Buying a car is always stressful partly because of the vast numbers of cars available on the market. Then, you’ve got to deal with the dealers and that tiny office where they start throwing numbers at you. At this point you have to dig down deep and negotiate on your final price. This can be exhausting and, depending on what car you’re looking for, can even stretch over several days. You’ve got to plan all this out before you actually get into the tiny office because then you’ve got to decide how you’re actually going to pay for your car.
So, the question we’re here to help you with is whether to buy your car with cash or to lease the car. Each has benefits and each has drawbacks, so it depends on your perspective.
In the early days of personal finance gurus, the standard line was very simple: never buy a car with a loan. The idea was basically that if you couldn’t pay for it with cash then you couldn’t afford it. This line is largely still around, and maybe it has some merits.
The question of paying cash or getting a loan really boils down to your personal ability to choose. If you have the cash on hand to buy a car and you really don’t want to worry about a loan hanging over your head, then cash is probably the choice for you.

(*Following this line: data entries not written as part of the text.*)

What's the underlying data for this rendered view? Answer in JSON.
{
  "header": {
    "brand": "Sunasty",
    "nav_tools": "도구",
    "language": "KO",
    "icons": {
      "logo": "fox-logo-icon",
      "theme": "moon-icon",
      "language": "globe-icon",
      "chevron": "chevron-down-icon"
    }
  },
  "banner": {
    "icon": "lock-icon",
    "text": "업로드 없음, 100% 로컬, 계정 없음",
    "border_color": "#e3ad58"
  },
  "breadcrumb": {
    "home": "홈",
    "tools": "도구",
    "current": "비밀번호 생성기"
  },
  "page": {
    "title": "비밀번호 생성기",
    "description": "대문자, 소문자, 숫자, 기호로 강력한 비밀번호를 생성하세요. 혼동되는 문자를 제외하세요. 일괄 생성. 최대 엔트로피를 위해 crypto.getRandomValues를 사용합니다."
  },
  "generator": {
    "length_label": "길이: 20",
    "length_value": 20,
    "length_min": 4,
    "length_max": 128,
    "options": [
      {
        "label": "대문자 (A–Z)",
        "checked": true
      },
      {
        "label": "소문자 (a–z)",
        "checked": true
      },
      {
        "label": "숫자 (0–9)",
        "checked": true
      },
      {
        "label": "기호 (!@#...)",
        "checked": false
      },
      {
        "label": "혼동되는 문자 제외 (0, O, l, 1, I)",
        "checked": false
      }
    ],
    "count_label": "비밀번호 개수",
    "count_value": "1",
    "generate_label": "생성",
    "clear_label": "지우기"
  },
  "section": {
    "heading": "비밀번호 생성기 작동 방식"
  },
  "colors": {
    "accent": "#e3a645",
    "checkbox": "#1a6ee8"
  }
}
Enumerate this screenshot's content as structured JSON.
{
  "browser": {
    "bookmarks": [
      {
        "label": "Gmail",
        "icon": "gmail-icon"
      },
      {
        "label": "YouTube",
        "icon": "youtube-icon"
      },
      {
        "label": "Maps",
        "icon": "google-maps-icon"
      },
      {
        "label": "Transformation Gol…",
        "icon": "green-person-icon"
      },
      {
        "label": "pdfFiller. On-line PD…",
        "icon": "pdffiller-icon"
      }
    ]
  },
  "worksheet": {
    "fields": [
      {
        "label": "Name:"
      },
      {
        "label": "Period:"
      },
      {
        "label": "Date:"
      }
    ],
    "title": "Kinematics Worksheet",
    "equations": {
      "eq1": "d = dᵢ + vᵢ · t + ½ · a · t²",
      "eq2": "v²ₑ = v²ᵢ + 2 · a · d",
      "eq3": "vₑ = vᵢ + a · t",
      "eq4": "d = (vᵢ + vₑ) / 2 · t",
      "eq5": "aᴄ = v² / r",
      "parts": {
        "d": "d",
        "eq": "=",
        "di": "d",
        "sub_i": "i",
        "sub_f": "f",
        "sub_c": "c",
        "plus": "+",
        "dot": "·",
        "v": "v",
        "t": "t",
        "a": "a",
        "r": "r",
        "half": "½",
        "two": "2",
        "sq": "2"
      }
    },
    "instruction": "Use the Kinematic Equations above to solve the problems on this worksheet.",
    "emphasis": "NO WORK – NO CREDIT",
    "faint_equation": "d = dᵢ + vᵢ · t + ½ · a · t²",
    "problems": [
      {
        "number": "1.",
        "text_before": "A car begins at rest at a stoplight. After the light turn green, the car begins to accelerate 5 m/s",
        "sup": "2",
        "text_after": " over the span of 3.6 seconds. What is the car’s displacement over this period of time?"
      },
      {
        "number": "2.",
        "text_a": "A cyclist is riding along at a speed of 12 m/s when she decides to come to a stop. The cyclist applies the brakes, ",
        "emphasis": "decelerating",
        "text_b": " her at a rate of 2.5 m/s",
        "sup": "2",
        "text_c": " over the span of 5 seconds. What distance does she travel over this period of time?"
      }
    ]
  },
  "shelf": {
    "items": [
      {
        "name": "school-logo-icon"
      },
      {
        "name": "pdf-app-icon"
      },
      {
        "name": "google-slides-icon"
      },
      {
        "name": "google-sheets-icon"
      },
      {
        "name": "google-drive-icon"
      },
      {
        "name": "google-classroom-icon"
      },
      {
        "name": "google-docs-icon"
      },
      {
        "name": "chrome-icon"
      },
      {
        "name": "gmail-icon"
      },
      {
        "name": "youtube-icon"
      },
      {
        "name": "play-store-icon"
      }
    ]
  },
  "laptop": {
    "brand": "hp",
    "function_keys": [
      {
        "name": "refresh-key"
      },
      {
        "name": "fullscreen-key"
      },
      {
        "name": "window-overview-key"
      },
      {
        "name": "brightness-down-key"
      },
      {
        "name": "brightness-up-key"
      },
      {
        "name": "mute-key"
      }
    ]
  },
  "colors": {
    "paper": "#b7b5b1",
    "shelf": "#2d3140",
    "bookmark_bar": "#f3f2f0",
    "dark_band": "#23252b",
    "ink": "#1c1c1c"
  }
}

However, it’s worth noting that interest rates are ludicrously low right now. While that may not always be the case, it is certainly a factor to consider right now.
Let’s say you want to buy a brand new $20,000 car, and you have that much in cash ready to pay for that car. Obviously there are taxes and other fees, but round numbers are easier. If you pay cash up front, you are paying your hard-earned money for a depreciating asset. Not only will depreciation eat into any value your car has from the moment your drive it off the dealer’s lot, but it will continue to depreciate with each passing year. Your $20,000 will be less than $10,000 within 3-5 years.
Alternatively, consider that interest rates are extremely low right now and inflation is higher than normal, as of the most recent reports. Some auto loan rates are as low as 1.99% though the average might be closer to the mid-2% range for high-credit-score buyers.
If you were able to secure an interest rate of 2.5% on an auto loan, invest that $20,000 in a low-risk robo-advisor fund like Betterment or Wealthfront, you might easily be able to return 2.5% on that money and cover the interest charges.
Also, car manufacturers and dealers obviously make money on interest payments you make, so they tend to get a better deal if you finance. If you go into the dealer willing to finance, they may be more willing to work with you on the price of the car or other costs. More on this in a bit.
The used car market is typically a bit different because the interest rates for used car loans are a bit higher. If you’re in the market for a used car, you may want to consider doing a bit of math to see if your interest rate is worth it. Also consider that the original buyer of a slightly-used car will have absorbed the majority of the depreciation, so it may be a bit cheaper on the sticker price. The best thing to do is compare the total cost of the loan at your quoted interest rate compared with what you might expect from investing that money.
Negotiating with a dealer can be difficult. However, as we mentioned earlier, dealers make money when you finance your car. Whether you have the cash available and intend to buy with cash or you are hoping to finance, it might be worth it to finance because the dealer might work with you more on the out-the-door price of the car.
If you have the cash ready, you may want to consider financing the car at first and see if the dealer will work with you on the price. If they do, then go ahead and set up the loan via your dealer’s financing, then pay off the loan after the first payment or two.
Be forewarned – some manufacturer’s in-house financing contracts have an early payoff fee/penalty, so make sure you read the fine print before going through with this method.
In today’s super-low interest environment, there is little reason not to consider financing a car. If you have the cash, then just invest it and withdraw what you need every month for the car payment while making your own interest. Whether you pay with a loan or pay in cash, it definitely takes some homework to make the best decision, so be ready for a little bit of math.